Faktor resiko mayor, antara lain: 1. Kehamilan multipel. 2. Hidramnion. 3. Anomali uterus. 4.
Serviks terbuka lebih dari 1 cm pada kehamilan 32 minggu. 5. Serviks mendatar atau memendek
kurang dari 1 cm pada kehamilan 32 minggu. 6. Riwayat abortus pada trimester ke-2 lebih dari
satu kali. 7. Riwayat persalinan preterm sebelumnya. 8. Operasi abdominal pada kehamilan
preterm. 9. Riwayat operasi konisasi. 10. Iritabilitas uterus. Seseorang dikatakan mengalami
resiko tinggi jika dijumpai satu atau lebih faktor resiko mayor atau bila ada dua atau lebih faktor
resiko minor atau bila ditemukan keduanya.

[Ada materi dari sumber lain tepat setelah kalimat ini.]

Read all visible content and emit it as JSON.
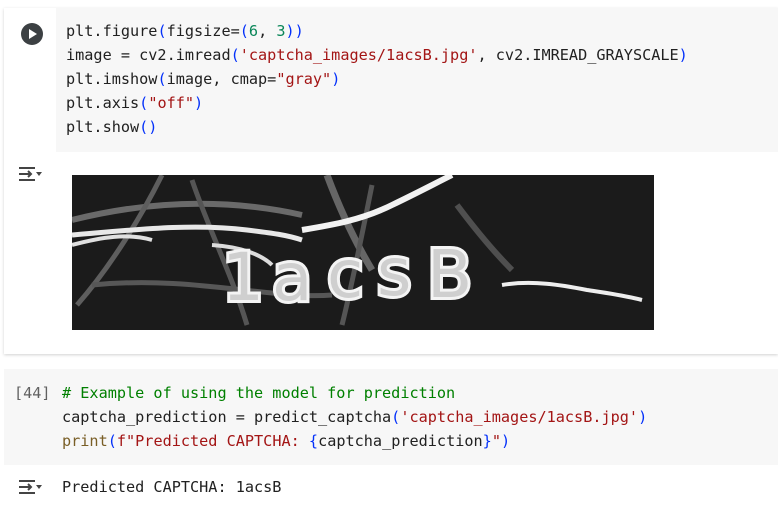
{
  "cell1": {
    "lines": [
      {
        "p1": "plt.figure",
        "p2": "(",
        "p3": "figsize=",
        "p4": "(",
        "p5": "6",
        "p6": ", ",
        "p7": "3",
        "p8": "))"
      },
      {
        "p1": "image = cv2.imread",
        "p2": "(",
        "p3": "'captcha_images/1acsB.jpg'",
        "p4": ", cv2.IMREAD_GRAYSCALE",
        "p5": ")"
      },
      {
        "p1": "plt.imshow",
        "p2": "(",
        "p3": "image, cmap=",
        "p4": "\"gray\"",
        "p5": ")"
      },
      {
        "p1": "plt.axis",
        "p2": "(",
        "p3": "\"off\"",
        "p4": ")"
      },
      {
        "p1": "plt.show",
        "p2": "()"
      }
    ],
    "output_image_text": "1acsB"
  },
  "cell2": {
    "execution_count": "[44]",
    "comment": "# Example of using the model for prediction",
    "line2": {
      "p1": "captcha_prediction = predict_captcha",
      "p2": "(",
      "p3": "'captcha_images/1acsB.jpg'",
      "p4": ")"
    },
    "line3": {
      "p1": "print",
      "p2": "(",
      "p3": "f\"Predicted CAPTCHA: ",
      "p4": "{",
      "p5": "captcha_prediction",
      "p6": "}",
      "p7": "\"",
      "p8": ")"
    },
    "output": "Predicted CAPTCHA: 1acsB"
  },
  "icons": {
    "run": "play-icon",
    "output_toggle": "output-toggle-icon"
  }
}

Kegagalan mengembangkan kapasitas residu fungsional dan kecenderungan paru-paru terkena
atelektasis mempunyai korelasi dengan tegangan permukaan yang tinggi dan tidak adanya
surfaktan. Unsur utama surfaktan adalah dipalmitilfosfatidilkolin atau lesitin, fosfatidilgliserol,
apoprotein, dan kolesterol. Dengan bertambahnya umur kehamilan terjadi penambahan jumlah
fosfolipid yang disintesis, dan disimpan di dalam sel alveolar tipe 2. Adanya imaturitas, jumlah
yang dihasilkan atau dilepaskan mungkin tidak cukup memenuhi kebutuhan pasca-lahir. Kadar
surfaktan tertinggi dalam paru janin yang dihomogenasi pada umur kehamilan 20 minggu, tetapi
belum mencapai permukaan paru sampai saatnya tiba. Surfaktan tampak dalam cairan amnion
antara 28-32 minggu dan kadar surfaktan paru matur biasanya muncul sesudah 35 minggu.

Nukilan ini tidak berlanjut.